Приехал доктор, и я рассказал ему, что предпринял. Он вместе с сиделкой прошел к Эллиоту, а я остался ждать внизу, в столовой. Езды от Ниццы до Антиба всего двадцать минут, и немногим более чем через полчаса к подъезду подкатил черный закрытый автомобиль. В столовую заглянул Жозеф.
— C'est Monseigneur en personne, Monsieur, — сообщил он взволнованно. — Это сам епископ.
Я вышел его встретить. Сопровождал его почему-то не старший викарий, а совсем молодой аббат, несший шкатулку, в которой, очевидно, находились сосуды, нужные для совершения таинства. Следом шофер тащил старый черный чемодан. Епископ протянул мне руку и представил своего помощника.
— Как чувствует себя наш бедный друг?
— Он очень, очень плох, монсеньор.
— Не откажите в любезности указать нам комнату, где облачиться.
— Вот здесь столовая, монсеньор, а гостиная на втором этаже.
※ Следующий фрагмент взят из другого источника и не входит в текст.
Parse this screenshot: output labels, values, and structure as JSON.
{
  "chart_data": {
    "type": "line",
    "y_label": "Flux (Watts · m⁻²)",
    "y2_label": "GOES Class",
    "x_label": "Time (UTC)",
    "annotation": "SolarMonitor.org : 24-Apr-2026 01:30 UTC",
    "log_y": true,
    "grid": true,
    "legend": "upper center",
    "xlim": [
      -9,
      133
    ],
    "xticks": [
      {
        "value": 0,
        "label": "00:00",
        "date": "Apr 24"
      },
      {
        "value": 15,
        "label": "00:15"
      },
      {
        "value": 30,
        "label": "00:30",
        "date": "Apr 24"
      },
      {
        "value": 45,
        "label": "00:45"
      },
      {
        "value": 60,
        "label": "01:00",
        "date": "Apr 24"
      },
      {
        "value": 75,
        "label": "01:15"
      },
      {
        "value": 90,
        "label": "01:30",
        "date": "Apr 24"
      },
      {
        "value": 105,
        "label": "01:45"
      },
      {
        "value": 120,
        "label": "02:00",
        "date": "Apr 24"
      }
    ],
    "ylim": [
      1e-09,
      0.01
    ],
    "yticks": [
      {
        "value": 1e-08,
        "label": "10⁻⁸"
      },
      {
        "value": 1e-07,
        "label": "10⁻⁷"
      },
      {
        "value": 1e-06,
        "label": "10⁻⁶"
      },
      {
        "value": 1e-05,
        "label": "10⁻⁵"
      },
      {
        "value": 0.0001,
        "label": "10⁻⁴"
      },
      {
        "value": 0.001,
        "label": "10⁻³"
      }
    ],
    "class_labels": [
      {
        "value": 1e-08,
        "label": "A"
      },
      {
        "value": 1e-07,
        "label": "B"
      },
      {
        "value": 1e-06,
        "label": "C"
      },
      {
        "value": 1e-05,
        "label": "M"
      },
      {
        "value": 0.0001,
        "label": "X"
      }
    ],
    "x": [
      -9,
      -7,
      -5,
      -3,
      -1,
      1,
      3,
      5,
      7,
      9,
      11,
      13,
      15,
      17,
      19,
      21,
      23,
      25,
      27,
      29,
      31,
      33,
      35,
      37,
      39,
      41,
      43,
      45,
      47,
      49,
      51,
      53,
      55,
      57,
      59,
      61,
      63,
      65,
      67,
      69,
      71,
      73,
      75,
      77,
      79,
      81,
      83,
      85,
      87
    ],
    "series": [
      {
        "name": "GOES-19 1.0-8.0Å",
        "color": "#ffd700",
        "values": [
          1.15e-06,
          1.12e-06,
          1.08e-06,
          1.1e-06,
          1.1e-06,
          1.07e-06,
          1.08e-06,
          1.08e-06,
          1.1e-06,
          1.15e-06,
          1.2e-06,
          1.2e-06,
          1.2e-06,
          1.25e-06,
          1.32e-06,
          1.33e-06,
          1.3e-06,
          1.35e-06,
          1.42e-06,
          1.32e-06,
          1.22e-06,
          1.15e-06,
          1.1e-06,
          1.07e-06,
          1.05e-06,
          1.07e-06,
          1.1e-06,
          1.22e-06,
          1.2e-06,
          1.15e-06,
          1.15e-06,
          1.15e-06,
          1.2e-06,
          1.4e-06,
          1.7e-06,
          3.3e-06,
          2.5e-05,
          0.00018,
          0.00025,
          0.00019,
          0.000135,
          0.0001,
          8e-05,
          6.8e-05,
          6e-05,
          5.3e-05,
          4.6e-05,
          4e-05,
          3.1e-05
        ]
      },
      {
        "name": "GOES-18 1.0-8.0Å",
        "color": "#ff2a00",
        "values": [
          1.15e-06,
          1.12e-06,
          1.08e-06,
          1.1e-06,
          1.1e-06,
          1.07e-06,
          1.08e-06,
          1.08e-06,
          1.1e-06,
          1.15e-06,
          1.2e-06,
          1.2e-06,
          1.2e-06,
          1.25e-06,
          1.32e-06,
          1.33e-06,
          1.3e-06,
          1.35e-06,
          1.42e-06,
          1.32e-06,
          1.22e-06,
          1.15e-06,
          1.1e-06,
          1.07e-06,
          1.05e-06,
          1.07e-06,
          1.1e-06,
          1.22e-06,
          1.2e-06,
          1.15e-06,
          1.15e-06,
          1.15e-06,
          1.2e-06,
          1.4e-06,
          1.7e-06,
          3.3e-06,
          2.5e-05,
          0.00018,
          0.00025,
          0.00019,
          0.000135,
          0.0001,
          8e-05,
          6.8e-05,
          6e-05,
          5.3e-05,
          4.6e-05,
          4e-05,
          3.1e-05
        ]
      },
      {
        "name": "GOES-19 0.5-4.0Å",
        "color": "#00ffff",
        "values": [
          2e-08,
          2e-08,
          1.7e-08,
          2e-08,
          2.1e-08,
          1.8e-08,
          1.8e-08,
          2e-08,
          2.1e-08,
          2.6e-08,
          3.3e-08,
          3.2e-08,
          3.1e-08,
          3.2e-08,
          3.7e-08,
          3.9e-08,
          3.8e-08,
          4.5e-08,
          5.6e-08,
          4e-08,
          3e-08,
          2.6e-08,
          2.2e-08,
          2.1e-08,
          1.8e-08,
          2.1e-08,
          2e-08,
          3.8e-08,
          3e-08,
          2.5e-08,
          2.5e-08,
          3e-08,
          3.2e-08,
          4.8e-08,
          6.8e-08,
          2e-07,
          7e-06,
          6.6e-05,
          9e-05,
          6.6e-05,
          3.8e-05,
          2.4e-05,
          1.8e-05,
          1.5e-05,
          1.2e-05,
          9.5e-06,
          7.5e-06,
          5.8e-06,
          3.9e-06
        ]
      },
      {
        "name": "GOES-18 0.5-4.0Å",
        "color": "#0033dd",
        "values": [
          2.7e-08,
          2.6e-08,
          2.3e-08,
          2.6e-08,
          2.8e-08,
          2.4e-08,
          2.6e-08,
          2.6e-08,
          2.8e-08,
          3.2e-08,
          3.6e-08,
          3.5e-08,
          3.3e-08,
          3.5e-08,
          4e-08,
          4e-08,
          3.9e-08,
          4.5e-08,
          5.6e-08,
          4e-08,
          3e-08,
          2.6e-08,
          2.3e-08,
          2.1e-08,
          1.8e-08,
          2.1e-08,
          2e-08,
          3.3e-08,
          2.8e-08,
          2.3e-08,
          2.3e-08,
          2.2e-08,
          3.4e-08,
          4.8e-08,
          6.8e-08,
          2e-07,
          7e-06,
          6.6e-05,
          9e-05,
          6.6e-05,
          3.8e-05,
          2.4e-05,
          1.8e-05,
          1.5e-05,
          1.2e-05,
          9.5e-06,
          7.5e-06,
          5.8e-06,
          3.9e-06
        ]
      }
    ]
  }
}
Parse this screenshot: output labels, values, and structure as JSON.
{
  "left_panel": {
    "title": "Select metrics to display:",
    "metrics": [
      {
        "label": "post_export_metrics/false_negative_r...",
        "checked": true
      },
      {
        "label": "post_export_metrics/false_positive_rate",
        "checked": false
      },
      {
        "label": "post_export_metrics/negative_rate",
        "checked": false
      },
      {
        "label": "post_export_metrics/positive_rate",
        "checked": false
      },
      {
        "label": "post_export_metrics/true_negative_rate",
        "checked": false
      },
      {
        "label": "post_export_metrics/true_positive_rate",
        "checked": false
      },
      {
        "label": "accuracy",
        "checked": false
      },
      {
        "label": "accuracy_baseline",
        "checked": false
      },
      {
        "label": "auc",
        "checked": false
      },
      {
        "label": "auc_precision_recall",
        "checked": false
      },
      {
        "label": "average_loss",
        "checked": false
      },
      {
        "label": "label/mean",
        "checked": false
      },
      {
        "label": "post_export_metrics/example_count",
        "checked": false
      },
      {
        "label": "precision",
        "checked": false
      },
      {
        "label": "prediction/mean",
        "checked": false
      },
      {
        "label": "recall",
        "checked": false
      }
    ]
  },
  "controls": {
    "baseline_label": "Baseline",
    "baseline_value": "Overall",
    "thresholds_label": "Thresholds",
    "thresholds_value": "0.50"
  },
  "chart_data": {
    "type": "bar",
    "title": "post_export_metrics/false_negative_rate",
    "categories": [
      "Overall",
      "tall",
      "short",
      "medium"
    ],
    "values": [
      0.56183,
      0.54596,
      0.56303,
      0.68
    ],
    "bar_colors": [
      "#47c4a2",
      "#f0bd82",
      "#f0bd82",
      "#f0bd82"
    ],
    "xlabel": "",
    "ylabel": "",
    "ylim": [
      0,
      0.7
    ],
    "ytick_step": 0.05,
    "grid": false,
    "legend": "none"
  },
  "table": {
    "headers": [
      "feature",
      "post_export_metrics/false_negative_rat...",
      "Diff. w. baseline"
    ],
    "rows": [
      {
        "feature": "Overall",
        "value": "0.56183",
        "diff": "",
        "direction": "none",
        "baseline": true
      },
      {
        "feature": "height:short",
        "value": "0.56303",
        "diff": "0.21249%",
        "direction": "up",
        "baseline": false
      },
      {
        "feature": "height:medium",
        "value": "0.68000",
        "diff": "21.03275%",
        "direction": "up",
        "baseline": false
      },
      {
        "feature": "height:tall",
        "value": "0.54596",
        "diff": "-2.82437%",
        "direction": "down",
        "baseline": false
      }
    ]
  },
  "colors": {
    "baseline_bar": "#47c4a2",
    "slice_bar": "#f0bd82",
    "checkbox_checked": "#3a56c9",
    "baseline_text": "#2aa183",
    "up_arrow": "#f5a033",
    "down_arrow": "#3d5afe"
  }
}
— Благодарю, мы устроимся в столовой.
Мы с Жозефом остались ждать в холле. Вскоре дверь отворилась, и вышел епископ, а за ним аббат нес в обеих руках потир, накрытый тарелкой, на которой лежала освященная облатка. Поверх была накинута салфетка из тончайшего, прозрачного батиста. До сих пор я видел епископа только за обеденным столом и помнил, что едок он был хоть куда, отдавал должное хорошему вину и со смаком рассказывал анекдоты, иногда весьма рискованные. Он виделся мне как крепкий коренастый мужчина среднего роста. Сейчас, в стихаре и епитрахили, фигура у него была не только высокая, но величественная. Его красное лицо, обычно игравшее лукавыми, хоть и не злобными улыбками, было невозмутимо и важно. В нем ничего не осталось от кавалерийского офицера, которым он некогда был; сейчас он казался тем, чем и был на самом деле, — крупным церковным сановником. Меня не удивило, что Жозеф при его появлении перекрестился. Епископ в ответ чуть заметно склонил голову.
— Проводите меня к страждущему, — сказал он.
Я хотел пропустить его вперед, но он знаком попросил меня возглавить шествие. Мы поднялись по лестнице в торжественном молчании. Я вошел к Эллиоту.
— Епископ приехал сам, Эллиот.
Эллиот попытался приподняться и сесть.
— Монсеньор, на такую великую честь я не смел и надеяться.
— Лежите спокойно, друг мой. — Епископ обратился ко мне и к сиделке: — Оставьте нас. — А затем к аббату: — Я позову вас, когда кончу.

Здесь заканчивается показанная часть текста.